Şimdi o üzerindeki rehaveti yavaşça bir kenara bırak ve 1 Kasım seçimlerine odaklan. Sen kolları sıvamazsan, ben sıvamazsam, biz sıvamazsak bu iş olmayacak çünkü.
Kolları sıvayıp meydanlara ulu orta atılmakla da olmuyor. Düzenli olarak ziyaret ettiğin seçmenlerini 4 ay önce ziyaret etmiştin. Seni özlediklerini sanmıyorum. Başka yöntemler dene.
Hani o astığın bayraklar var ya, hepimizin aklında. 4 ayda unutmuş olamayız değil mi? Boşuna masraf yapma, sokakları da kirletme. “Çevreciyiz, o yüzden bayraksızız” diye bir slogan bul. Astığın bayraklardan daha çok dikkat çeker. Bana güven!
Algı yönetimini ters yüz etmeyi bilmiyorsan, meydanlara hiç çıkma.
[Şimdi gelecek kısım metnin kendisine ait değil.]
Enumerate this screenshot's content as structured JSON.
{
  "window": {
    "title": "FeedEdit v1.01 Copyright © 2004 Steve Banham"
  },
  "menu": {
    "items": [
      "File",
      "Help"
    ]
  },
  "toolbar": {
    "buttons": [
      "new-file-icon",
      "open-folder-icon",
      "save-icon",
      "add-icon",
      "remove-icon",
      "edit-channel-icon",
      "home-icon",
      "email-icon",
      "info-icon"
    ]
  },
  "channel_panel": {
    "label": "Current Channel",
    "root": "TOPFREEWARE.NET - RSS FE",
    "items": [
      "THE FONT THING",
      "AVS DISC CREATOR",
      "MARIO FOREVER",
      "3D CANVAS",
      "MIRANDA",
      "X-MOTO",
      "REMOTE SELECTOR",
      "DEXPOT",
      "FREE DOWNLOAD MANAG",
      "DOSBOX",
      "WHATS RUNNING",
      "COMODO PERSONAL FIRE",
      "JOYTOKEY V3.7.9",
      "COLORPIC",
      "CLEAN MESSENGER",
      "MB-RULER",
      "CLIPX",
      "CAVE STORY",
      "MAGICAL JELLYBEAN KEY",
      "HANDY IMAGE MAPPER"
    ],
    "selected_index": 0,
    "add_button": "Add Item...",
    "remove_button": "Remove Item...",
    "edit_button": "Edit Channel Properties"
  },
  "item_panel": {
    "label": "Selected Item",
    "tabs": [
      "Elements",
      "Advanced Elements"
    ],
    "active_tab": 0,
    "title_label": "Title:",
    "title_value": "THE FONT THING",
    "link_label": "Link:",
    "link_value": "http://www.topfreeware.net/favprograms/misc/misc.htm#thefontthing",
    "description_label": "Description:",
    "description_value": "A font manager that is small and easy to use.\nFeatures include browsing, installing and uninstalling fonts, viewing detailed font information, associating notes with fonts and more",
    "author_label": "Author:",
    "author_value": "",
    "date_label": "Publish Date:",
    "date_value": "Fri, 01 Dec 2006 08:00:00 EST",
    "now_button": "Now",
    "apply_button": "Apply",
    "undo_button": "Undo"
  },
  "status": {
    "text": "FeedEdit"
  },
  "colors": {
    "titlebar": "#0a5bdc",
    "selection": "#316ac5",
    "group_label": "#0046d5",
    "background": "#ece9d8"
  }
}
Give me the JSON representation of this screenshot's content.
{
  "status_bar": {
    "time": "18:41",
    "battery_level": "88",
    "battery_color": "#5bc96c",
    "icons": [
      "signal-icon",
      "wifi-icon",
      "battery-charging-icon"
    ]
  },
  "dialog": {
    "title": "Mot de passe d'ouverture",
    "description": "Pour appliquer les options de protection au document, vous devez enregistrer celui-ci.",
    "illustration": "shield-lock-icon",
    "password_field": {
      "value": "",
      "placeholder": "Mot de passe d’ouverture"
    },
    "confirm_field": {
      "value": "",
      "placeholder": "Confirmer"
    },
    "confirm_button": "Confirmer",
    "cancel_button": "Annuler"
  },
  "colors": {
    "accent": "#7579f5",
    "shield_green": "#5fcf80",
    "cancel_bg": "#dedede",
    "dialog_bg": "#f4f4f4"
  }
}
Meydan savaşı değil, algı savaşı veriyoruz. Algı savaşı nasıl verilir, o konuda bir doküman edin. Veya kendi stratejini belirle.
İki güzel kliple, bir boy gazete reklamıyla kimse kimseye oy vermez. Paranı bunlara harcayacağına, algıyı yönetmeye harca.
Mesela gazetelere boy boy verdiğin reklam parasıyla, yalan haberleri ortaya koyacak netlikte haberler hazırlat. Bundan büyük reklam mı olur?
Tekzip yasasının çoktan revize edilmesi gerekiyordu. Yalan haber manşetten veriliyorsa, tekzip de manşetten verilmeli. Aynı punto, aynı sayfa. Gazetenin iç sayfalarına iliştirilmiş tekzipleri kimse okumuyor.
Tabii bu da yetmez. Çünkü yalan haberler küçük küçük sitelerde yayılmaya başlıyor ilkin. Sosyal medyadaki ünlüler de destekledi mi, bir anda ulusal medyaya sıçrıyor. Bununla ilgili “neler yapabilirsin” diye bir düşün.
Yalan haberleri anında ortaya çıkartıp, bunu yayacak bir tim kur. Seçim çalışması için başka da bir şey yapmana gerek kalmayacak. Gerçekleri öğrenmek yüzde onluk kesime yeter de artar bile. Yüzde kırk, zaten biliyor.
Anında ortaya çıkartmayı başardığın (tabii ki başarabilirsen) yalan haberlerin gerçeğini, sosyal medyada yay. O yalan haberi yayan ünlülerle birlikte tt listesine oturt. Gündemi avucunda tut.
Çalışacaksan böyle çalış. Kapı kapı kendi seçmenini ziyaret etme dönemi çoktan bitti. Stratejik çalışmalar yapmaya bak. Gerekirse ekibini yenile.
Sen de komşuna bir sor bakalım, fikrini niye değiştirmiş? “Bana ne, ne hali varsa görsün!” deme. Onun hali, bizim halimiz oluyor sonra. Batarsak, birlikte batıyoruz. Anla!